Trinity College Long Walk
The Trinity College Long Walk is a trio of conjoined buildings that form the core of Trinity College's campus in Hartford, Connecticut, United States. The three, Seabury Hall, Northam Tower, and Jarvis Hall, are the oldest buildings on the college's current campus.
History
The three buildings forming the Long Walk were the first to be constructed on Trinity's Gallows Hill Campus after the College's move in the 1870s from its downtown campus. "In an ambitious gesture, then President Abner Jackson chose William Burges, one of England's leading architects, to design the new buildings. Burges never traveled to the United States, and Francis Hatch Kimball served as the local architect. The Long Walk was executed in the High Victorian Gothic style, popular in England and the United States in the second half of the 19th century. The Long Walk set the pace for the appearance of the campus's future buildings. Burges had wanted the buildings to be arranged in quadrangular fashion, but his plans were drastically cut back to form a long bar-like range, whose bold silhouette dominates the central green space of the campus known as The Quad."There are two markers on the long walk commemorating presidential visits.
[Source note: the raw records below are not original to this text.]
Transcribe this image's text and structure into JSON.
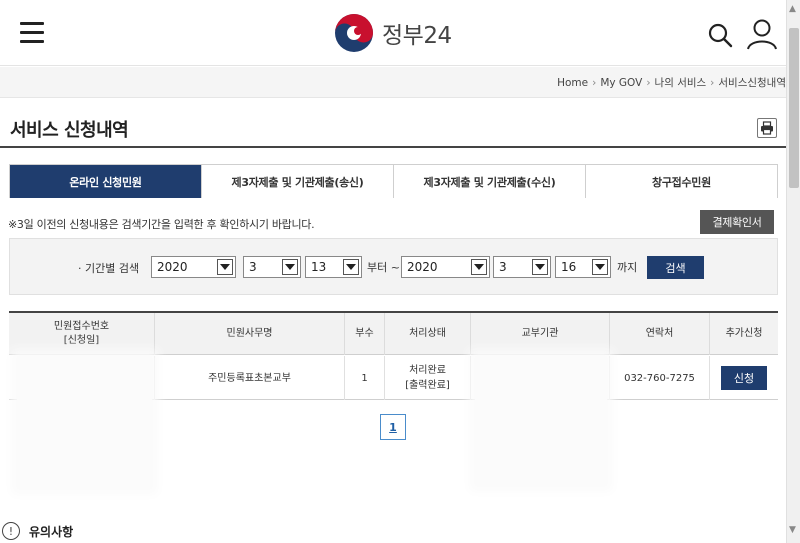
{
  "header": {
    "logo_text": "정부24"
  },
  "breadcrumb": [
    "Home",
    "My GOV",
    "나의 서비스",
    "서비스신청내역"
  ],
  "page": {
    "title": "서비스 신청내역"
  },
  "tabs": [
    {
      "label": "온라인 신청민원",
      "active": true
    },
    {
      "label": "제3자제출 및 기관제출(송신)",
      "active": false
    },
    {
      "label": "제3자제출 및 기관제출(수신)",
      "active": false
    },
    {
      "label": "창구접수민원",
      "active": false
    }
  ],
  "notice": "※3일 이전의 신청내용은 검색기간을 입력한 후 확인하시기 바랍니다.",
  "confirm_button": "결제확인서",
  "search": {
    "label": "· 기간별 검색",
    "from": {
      "year": "2020",
      "month": "3",
      "day": "13"
    },
    "from_suffix": "부터 ~",
    "to": {
      "year": "2020",
      "month": "3",
      "day": "16"
    },
    "to_suffix": "까지",
    "button": "검색"
  },
  "table": {
    "headers": {
      "receipt_line1": "민원접수번호",
      "receipt_line2": "[신청일]",
      "name": "민원사무명",
      "count": "부수",
      "status": "처리상태",
      "agency": "교부기관",
      "contact": "연락처",
      "extra": "추가신청"
    },
    "rows": [
      {
        "name": "주민등록표초본교부",
        "count": "1",
        "status_line1": "처리완료",
        "status_line2": "[출력완료]",
        "contact": "032-760-7275",
        "extra_button": "신청"
      }
    ]
  },
  "pagination": {
    "current": "1"
  },
  "caution": {
    "icon": "!",
    "title": "유의사항"
  },
  "colors": {
    "navy": "#1f3d6e",
    "confirm_gray": "#555555"
  }
}
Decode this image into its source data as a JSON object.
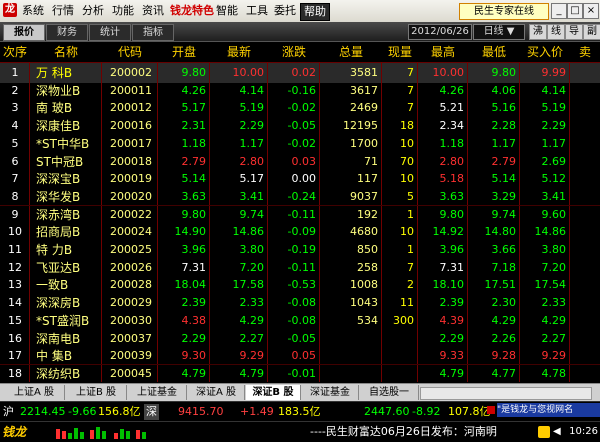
{
  "menu": {
    "items": [
      "系统",
      "行情",
      "分析",
      "功能",
      "资讯",
      "钱龙特色",
      "智能",
      "工具",
      "委托",
      "帮助"
    ],
    "promo": "民生专家在线",
    "win_buttons": [
      "_",
      "□",
      "×"
    ]
  },
  "toolbar": {
    "tabs": [
      "报价",
      "财务",
      "统计",
      "指标"
    ],
    "date": "2012/06/26",
    "period": "日线 ▼",
    "right_buttons": [
      "沸",
      "线",
      "导",
      "副"
    ]
  },
  "table": {
    "headers": [
      "次序",
      "名称",
      "代码",
      "开盘",
      "最新",
      "涨跌",
      "总量",
      "现量",
      "最高",
      "最低",
      "买入价",
      "卖"
    ],
    "rows": [
      {
        "idx": "1",
        "name": "万 科B",
        "code": "200002",
        "open": "9.80",
        "last": "10.00",
        "chg": "0.02",
        "vol": "3581",
        "cur": "7",
        "high": "10.00",
        "low": "9.80",
        "bid": "9.99"
      },
      {
        "idx": "2",
        "name": "深物业B",
        "code": "200011",
        "open": "4.26",
        "last": "4.14",
        "chg": "-0.16",
        "vol": "3617",
        "cur": "7",
        "high": "4.26",
        "low": "4.06",
        "bid": "4.14"
      },
      {
        "idx": "3",
        "name": "南 玻B",
        "code": "200012",
        "open": "5.17",
        "last": "5.19",
        "chg": "-0.02",
        "vol": "2469",
        "cur": "7",
        "high": "5.21",
        "low": "5.16",
        "bid": "5.19"
      },
      {
        "idx": "4",
        "name": "深康佳B",
        "code": "200016",
        "open": "2.31",
        "last": "2.29",
        "chg": "-0.05",
        "vol": "12195",
        "cur": "18",
        "high": "2.34",
        "low": "2.28",
        "bid": "2.29"
      },
      {
        "idx": "5",
        "name": "*ST中华B",
        "code": "200017",
        "open": "1.18",
        "last": "1.17",
        "chg": "-0.02",
        "vol": "1700",
        "cur": "10",
        "high": "1.18",
        "low": "1.17",
        "bid": "1.17"
      },
      {
        "idx": "6",
        "name": "ST中冠B",
        "code": "200018",
        "open": "2.79",
        "last": "2.80",
        "chg": "0.03",
        "vol": "71",
        "cur": "70",
        "high": "2.80",
        "low": "2.79",
        "bid": "2.69"
      },
      {
        "idx": "7",
        "name": "深深宝B",
        "code": "200019",
        "open": "5.14",
        "last": "5.17",
        "chg": "0.00",
        "vol": "117",
        "cur": "10",
        "high": "5.18",
        "low": "5.14",
        "bid": "5.12"
      },
      {
        "idx": "8",
        "name": "深华发B",
        "code": "200020",
        "open": "3.63",
        "last": "3.41",
        "chg": "-0.24",
        "vol": "9037",
        "cur": "5",
        "high": "3.63",
        "low": "3.29",
        "bid": "3.41"
      },
      {
        "idx": "9",
        "name": "深赤湾B",
        "code": "200022",
        "open": "9.80",
        "last": "9.74",
        "chg": "-0.11",
        "vol": "192",
        "cur": "1",
        "high": "9.80",
        "low": "9.74",
        "bid": "9.60"
      },
      {
        "idx": "10",
        "name": "招商局B",
        "code": "200024",
        "open": "14.90",
        "last": "14.86",
        "chg": "-0.09",
        "vol": "4680",
        "cur": "10",
        "high": "14.92",
        "low": "14.80",
        "bid": "14.86"
      },
      {
        "idx": "11",
        "name": "特 力B",
        "code": "200025",
        "open": "3.96",
        "last": "3.80",
        "chg": "-0.19",
        "vol": "850",
        "cur": "1",
        "high": "3.96",
        "low": "3.66",
        "bid": "3.80"
      },
      {
        "idx": "12",
        "name": "飞亚达B",
        "code": "200026",
        "open": "7.31",
        "last": "7.20",
        "chg": "-0.11",
        "vol": "258",
        "cur": "7",
        "high": "7.31",
        "low": "7.18",
        "bid": "7.20"
      },
      {
        "idx": "13",
        "name": "一致B",
        "code": "200028",
        "open": "18.04",
        "last": "17.58",
        "chg": "-0.53",
        "vol": "1008",
        "cur": "2",
        "high": "18.10",
        "low": "17.51",
        "bid": "17.54"
      },
      {
        "idx": "14",
        "name": "深深房B",
        "code": "200029",
        "open": "2.39",
        "last": "2.33",
        "chg": "-0.08",
        "vol": "1043",
        "cur": "11",
        "high": "2.39",
        "low": "2.30",
        "bid": "2.33"
      },
      {
        "idx": "15",
        "name": "*ST盛润B",
        "code": "200030",
        "open": "4.38",
        "last": "4.29",
        "chg": "-0.08",
        "vol": "534",
        "cur": "300",
        "high": "4.39",
        "low": "4.29",
        "bid": "4.29"
      },
      {
        "idx": "16",
        "name": "深南电B",
        "code": "200037",
        "open": "2.29",
        "last": "2.27",
        "chg": "-0.05",
        "vol": "",
        "cur": "",
        "high": "2.29",
        "low": "2.26",
        "bid": "2.27"
      },
      {
        "idx": "17",
        "name": "中 集B",
        "code": "200039",
        "open": "9.30",
        "last": "9.29",
        "chg": "0.05",
        "vol": "",
        "cur": "",
        "high": "9.33",
        "low": "9.28",
        "bid": "9.29"
      },
      {
        "idx": "18",
        "name": "深纺织B",
        "code": "200045",
        "open": "4.79",
        "last": "4.79",
        "chg": "-0.01",
        "vol": "",
        "cur": "",
        "high": "4.79",
        "low": "4.77",
        "bid": "4.78"
      }
    ]
  },
  "bottom_tabs": [
    "上证A 股",
    "上证B 股",
    "上证基金",
    "深证A 股",
    "深证B 股",
    "深证基金",
    "自选股一"
  ],
  "index_bar": {
    "sh_label": "沪",
    "sh_value": "2214.45",
    "sh_chg": "-9.66",
    "sh_amt": "156.8亿",
    "sz_label": "深",
    "sz_value": "9415.70",
    "sz_chg": "+1.49",
    "sz_amt": "183.5亿",
    "ot_value": "2447.60",
    "ot_chg": "-8.92",
    "ot_amt": "107.8亿",
    "news": "\"是钱龙与您视网名",
    "news_icon": "flag-icon"
  },
  "status": {
    "logo": "钱龙",
    "ticker": "----民生财富达06月26日发布：河南明",
    "time": "10:26"
  },
  "colors": {
    "up": "#ff3030",
    "down": "#00ff00",
    "flat": "#ffffff",
    "header": "#ffd200"
  }
}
The first, commemorating a 1954 visit by President Dwight D. Eisenhower, is marked in a Greek inscription within a triangular planting and is located in front of Downes Memorial Clock Tower. The second marker, commemorating the 1918 visit of President Theodore Roosevelt, is midway down the Long Walk and adjacent to the Fuller Arch and the Wall of Honor. The Latin inscription is embedded in the sidewalk in front of Northam Tower. Tradition has it that any student who walk on the plaque will not graduate from Trinity. When graduating seniors process at commencement, they all walk on this plaque.
In 2008 the Long Walk underwent a $32.7 million renovation. The Long Walk is the only example of Burges's work in America and is considered to be one of the best example anywhere of Victorian Gothic collegiate architecture. It was listed on the National Register of Historic Places in 2024.